Flannery would give a good deal to show what he can do on the field. He’s been trying to overcome injury for months and it’s a full-time job.
“There’s a misconception that you’re not as busy if you’re injured, when you’re probably busier than players who aren’t injured. Obviously there are different types of rehab, and physios will try to make it interesting, though a lot of it is work on your own in a gym. It’s mentally tough, but it’s work you have to do, and then when you go back to train with the squad it’s like ‘great, I’m back out of that isolation’.”
He’s been reading a bit to get over that isolation, like Sean Long’s life in rugby league — “I imagine rugby league in the north of England as like rugby union in Munster; if you read rugby union players’ books about playing in London or whatever they seem very different people, but I can identify more with the north of England people” — but he’s learned to be selective.
“I like biographies, full stop. I’ve read some garbage. Jaap Stam’s was terrible, for instance.
“I read Lance Armstrong’s book, and when you come across guys who’ve performed at a high level you can maybe pick one or two things out, but a lot of soccer books . . . you have a guy who’s got four England caps and he releases a book. That’s rubbish.”
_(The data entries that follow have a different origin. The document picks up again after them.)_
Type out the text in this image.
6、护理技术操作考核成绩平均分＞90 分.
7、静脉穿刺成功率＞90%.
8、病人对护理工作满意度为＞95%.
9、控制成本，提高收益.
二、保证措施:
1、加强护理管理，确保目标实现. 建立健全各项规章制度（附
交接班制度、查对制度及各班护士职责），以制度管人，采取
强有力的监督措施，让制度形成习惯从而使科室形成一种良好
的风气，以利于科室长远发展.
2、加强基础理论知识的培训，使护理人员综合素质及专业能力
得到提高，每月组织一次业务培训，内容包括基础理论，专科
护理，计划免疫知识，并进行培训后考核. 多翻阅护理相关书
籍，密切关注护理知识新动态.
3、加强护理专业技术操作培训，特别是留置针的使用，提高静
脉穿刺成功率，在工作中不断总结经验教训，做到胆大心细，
So why was he reading Robbie Fowler’s biography?
“What was interesting in Fowler’s book for me was the fact that what I read in the paper about him, or other players, is probably not a reflection of what goes on in his lifestyle.
“His book gave me an idea of, say, how he perceives his career, and sometimes in Fowler’s book there’s a sense of ‘the reason we didn’t win more was we were unlucky; fair enough we went on the lash too much, and I didn’t help the image of the club by getting arrested once or twice, but I was unlucky’.
“And you’d think, does this guy not see the pattern? I was wondering about Fowler’s motives in doing a book — he’s probably financially sound, so maybe it was just his ambition to put his side of things.
“It seemed he was writing it to say ‘I was as big as Wayne Rooney’, which I didn’t understand. He was playing in 2003, not in the fifties, so it’s not as if people don’t remember him. There’s a touch of the ‘I came on the scene and got 30 goals a year in my first three seasons, amazing, and people think Wayne Rooney is incredible’.”
Fair enough. For a while every sportsman in Ireland was namechecking Roy Keane’s book in interviews. Did it make the Flannery reading list?
“You can see in Keane’s book that he doesn’t moderate,” says Flannery. “It’s balls-out, one hundred per cent on training, and then it’s on the lash all the time.
“We met him one time and he was telling us he used to have the highest body fat in the (United) squad and then he went to having his body fat too low.
“And you can pick up on those little behaviours — I can recognise things in my career when I didn’t train smart and was thinking ‘I need to do more than this guy’ when, if you do that extra stuff, you can set yourself back.”
Then there’s one of his teammates. Has Alan Quinlan’s ‘Red-blooded’ been picked through?
“I haven’t read that yet. It’ll be interesting . . . Neil Back’s was good. You can see sometimes a fella is trying to make a few quid, while other times the guy is trying to purge himself.
“Generally they’re pretty easy reading. Sometimes you’d read a rugby book which covers an incident you were involved in yourself, and you think, ‘I remember this, it didn’t happen exactly like that, but that’s a nice take on it’.
“Because of that, though, when you read other books you wonder what exactly happened in certain incidents. When Fowler says ‘we had our Christmas party, had a few pints and went home’, I’m thinking, ‘are you joking me?’ “They’re interesting. But I should probably read a book that would better me.”
He could do worse than Brian Moore’s new autobiography, if for no other eason than chapter 23, devoted to front row play. Flannery nods.
“I honestly think it’s very difficult for someone who hasn’t played to appreciate what’s going on in there.
“People like that cliche, ‘the dark arts of scrummaging’, but it’s true. It changes so often — different shapes and sizes of players, different strengths, even though there are fundamentals that don’t change. But I think if you don’t go out and lock into a scrum it’s going to be difficult.
“Rugby’s evolving all the time. People are trying to find an edge, then they find that edge, and others spend six months trying to catch up. The game changes so much . . . I put on ‘Rugby Gold’, the lads ramble in and lock ito the scrum, someone gets a box and they all roll on.
“It’s changed a lot — with our scrum coach, Paul McCarthy, there’s almost physics in it. At the last scrummaging review he had the angles of knees and backs and elbows; it’s that fine now. It’s difficult for people because I suppose it depends on the info the commentator needs.
“If you had a prop commentating, of course, you could have a dedicated prop channel. Just talk about scrums all day.”
A tasty prospect for the next front row facing lengthy rehab. Ask Flannery to tune in your telly.